Floods, books & kids: Highlights of German election campaign

Floods, books & kids: Highlights of German election campaign

BERLIN -- Germans go to the polls on Sunday to elect a new parliament and produce a new German leader after 16 years of having Angela Merkel at the helm. Merkel decided not to run for a fifth term and the election campaign has largely focused on the three candidates hoping to succeed her.

Here is a look at the highs, the lows and the unexpected that happened during Germany's latest campaign:

WHAT'S HOT...

Climate change rose to the top of Germany's political agenda over the summer, following the deadly floods that hit western Germany in July and which experts say will become more likely if global warming continues.

The issue was hotly discussed during the televised election debates, with the three main candidates staking out different plans to tackle climate change.

While Merkel's center-right Union bloc and its main candidate, Armin Laschet, want to focus on technological solutions, the center-left Social Democrats under current Finance Minister Olaf Scholz emphasized the need to protect jobs from being lost as Europe's biggest economy tilts toward a carbon-neutral future.

The Greens, who have made the issue their core campaign topic, pledged to do everything to put Germany on course to meet the goals of the Paris climate accord.

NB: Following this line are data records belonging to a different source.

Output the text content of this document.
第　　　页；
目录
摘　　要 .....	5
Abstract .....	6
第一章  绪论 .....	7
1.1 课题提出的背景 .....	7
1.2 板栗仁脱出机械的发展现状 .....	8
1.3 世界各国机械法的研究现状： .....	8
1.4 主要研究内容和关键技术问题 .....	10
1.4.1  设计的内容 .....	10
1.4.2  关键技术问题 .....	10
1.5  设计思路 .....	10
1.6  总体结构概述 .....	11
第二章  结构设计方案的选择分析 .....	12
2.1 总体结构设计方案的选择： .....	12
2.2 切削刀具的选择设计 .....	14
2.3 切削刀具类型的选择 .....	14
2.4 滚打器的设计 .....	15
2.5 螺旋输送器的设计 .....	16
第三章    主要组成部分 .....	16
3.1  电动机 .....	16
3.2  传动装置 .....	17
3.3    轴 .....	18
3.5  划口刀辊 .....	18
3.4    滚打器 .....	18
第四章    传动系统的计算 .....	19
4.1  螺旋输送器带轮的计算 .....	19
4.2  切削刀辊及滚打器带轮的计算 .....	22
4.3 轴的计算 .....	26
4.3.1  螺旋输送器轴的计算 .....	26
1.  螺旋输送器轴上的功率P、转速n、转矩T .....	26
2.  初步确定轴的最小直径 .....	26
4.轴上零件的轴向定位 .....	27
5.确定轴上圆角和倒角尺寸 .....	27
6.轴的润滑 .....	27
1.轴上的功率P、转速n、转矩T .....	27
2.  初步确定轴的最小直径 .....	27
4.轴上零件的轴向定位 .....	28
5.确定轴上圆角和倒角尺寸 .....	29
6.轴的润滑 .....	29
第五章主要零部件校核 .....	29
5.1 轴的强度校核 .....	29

They want to achieve that by ramping up carbon prices, requiring solar panels on all new public buildings and ending the use of coal eight years earlier than planned.

...AND WHAT'S NOT

Foreign policy, including the future of the European Union, received comparatively little attention during the campaign. Although Berlin's allies have long called for Germany to show more leadership on the international stage, the three candidates shied away from presenting any radical foreign policy visions.

Migration has also slipped down the list of priorities for voters compared to the 2017 election, when the far-right Alternative for Germany party came third. Its co-leader said recently that the party is focusing on state elections in the east, where polls suggest it could also win several constituencies on Sunday.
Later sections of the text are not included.